That bastard South African prison guard peed on the inmate in my last post, if you hadn’t figured it out.
It’s funny, there’s a story, “The Man Who Fell Out of Bed” - a chapter in Oliver Sacks’ The Man Who Mistook His Wife for a Hat that is uncannily like The Cure’s “Kyoto Song”. Robert Smith’s description of his idea for the song did not mention the Sacks book, though, it just said the song was about “me hating myself” or drugs. The book’s chapter is about a man who has a peculiar brain abnormality which cuts him off from the concept of one of his legs. He refuses to believe the leg, which is physiologically health and attached and everything, is his.
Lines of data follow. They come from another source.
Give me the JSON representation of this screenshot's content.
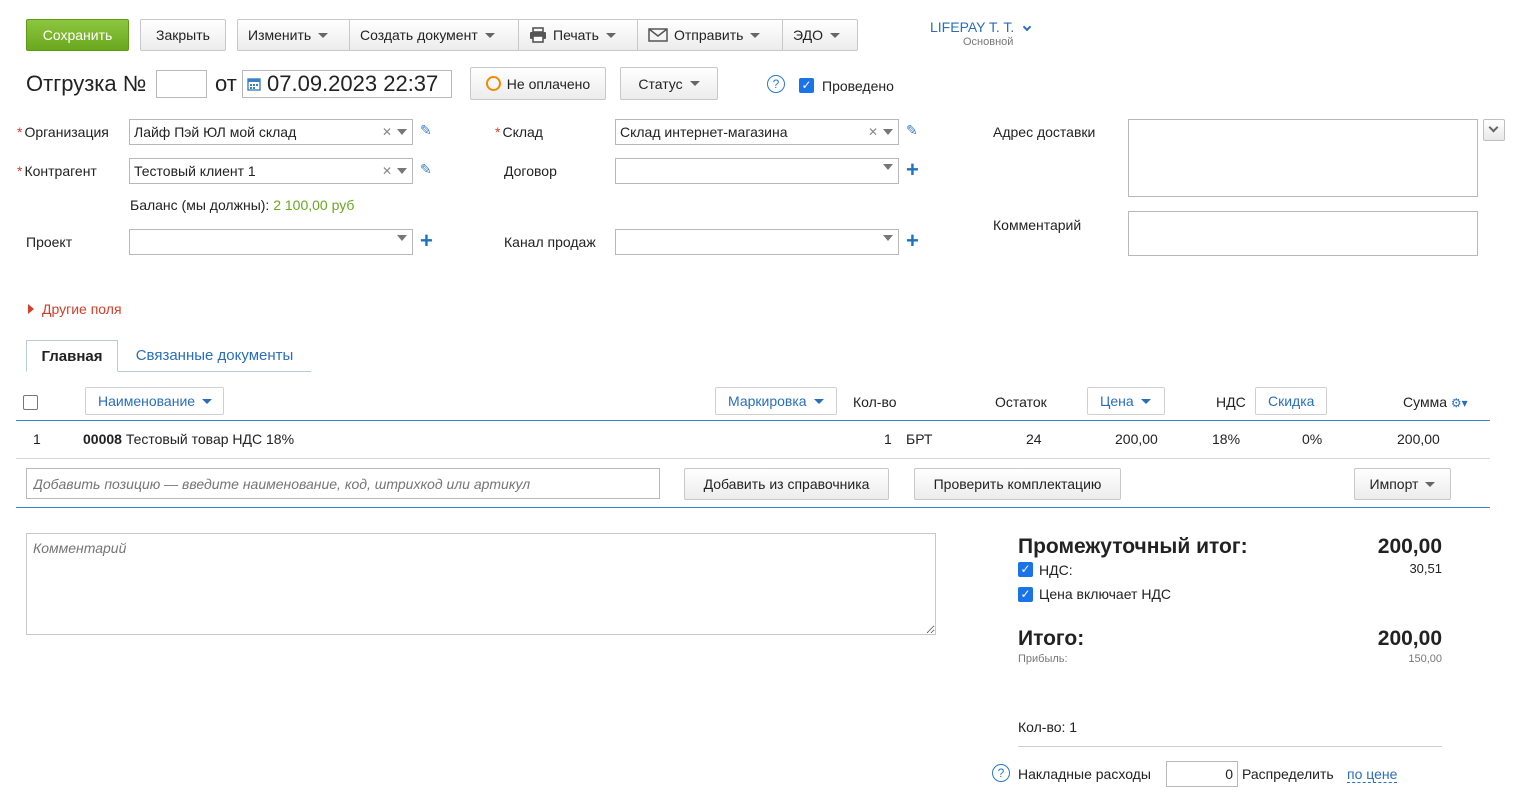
{
  "toolbar": {
    "save": "Сохранить",
    "close": "Закрыть",
    "edit": "Изменить",
    "create_doc": "Создать документ",
    "print": "Печать",
    "send": "Отправить",
    "edo": "ЭДО"
  },
  "user": {
    "name": "LIFEPAY T. T.",
    "role": "Основной"
  },
  "doc": {
    "title": "Отгрузка №",
    "number": "",
    "from": "от",
    "date": "07.09.2023 22:37",
    "payment_status": "Не оплачено",
    "status": "Статус",
    "posted_label": "Проведено"
  },
  "form": {
    "org_label": "Организация",
    "org_value": "Лайф Пэй ЮЛ мой склад",
    "contractor_label": "Контрагент",
    "contractor_value": "Тестовый клиент 1",
    "balance_label": "Баланс (мы должны):",
    "balance_value": "2 100,00 руб",
    "project_label": "Проект",
    "warehouse_label": "Склад",
    "warehouse_value": "Склад интернет-магазина",
    "contract_label": "Договор",
    "channel_label": "Канал продаж",
    "delivery_label": "Адрес доставки",
    "comment_label": "Комментарий",
    "other_fields": "Другие поля"
  },
  "tabs": {
    "main": "Главная",
    "related": "Связанные документы"
  },
  "table": {
    "headers": {
      "name": "Наименование",
      "marking": "Маркировка",
      "qty": "Кол-во",
      "stock": "Остаток",
      "price": "Цена",
      "vat": "НДС",
      "discount": "Скидка",
      "sum": "Сумма"
    },
    "rows": [
      {
        "num": "1",
        "code": "00008",
        "name": "Тестовый товар НДС 18%",
        "qty": "1",
        "unit": "БРТ",
        "stock": "24",
        "price": "200,00",
        "vat": "18%",
        "discount": "0%",
        "sum": "200,00"
      }
    ]
  },
  "add": {
    "placeholder": "Добавить позицию — введите наименование, код, штрихкод или артикул",
    "from_catalog": "Добавить из справочника",
    "check_kit": "Проверить комплектацию",
    "import": "Импорт"
  },
  "comment_placeholder": "Комментарий",
  "totals": {
    "subtotal_label": "Промежуточный итог:",
    "subtotal_value": "200,00",
    "vat_label": "НДС:",
    "vat_value": "30,51",
    "price_incl_vat": "Цена включает НДС",
    "total_label": "Итого:",
    "total_value": "200,00",
    "profit_label": "Прибыль:",
    "profit_value": "150,00",
    "qty_label": "Кол-во: 1",
    "overhead_label": "Накладные расходы",
    "overhead_value": "0",
    "distribute_label": "Распределить",
    "distribute_link": "по цене"
  }
}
He describes it at one point that, “It looks like nothing on earth” but admits it’s a pretty good imitation of a leg.
The Cure song says, “It looks good, it tastes like nothing on earth”. Anyway, there are some other similarities, but I can’t remember. Purely serendipitous, apparently. At least, I think it was “Kyoto Song”. Now I’m getting confused. Sorry.
I always thought that “I Don’t Like Mondays” byt the Boomtown Rats was about nuclear war until I heard years later that it was about a shooting in the US. I preferred my interpretation; far more depressing.
Having said that, I am probably the only human being that went until age 22 without realising that “air guitar” wasn’t a real instrument (I thought it was those metal-plated acoustic guitars off my dad’s Steeleye Span album covers).
Well, that does explain most of it, at least some of the more cryptic bits. I’m sure from there we can find a link to a protest march in West Germany, although I’m still in the dark about where the Raiders play into this.
Anyway, good job. Next week, we dissect Particle Man.
I pretty much figured out Prince’s “1999” was about nuclear war (the “Mommy, why does everybody have a bomb?” pretty much gave it away).
I was listening to “7” and thought it might be about the seven deadly sins, but no one I asked about it could give me any intelligent feedback. So what do ya’ll think?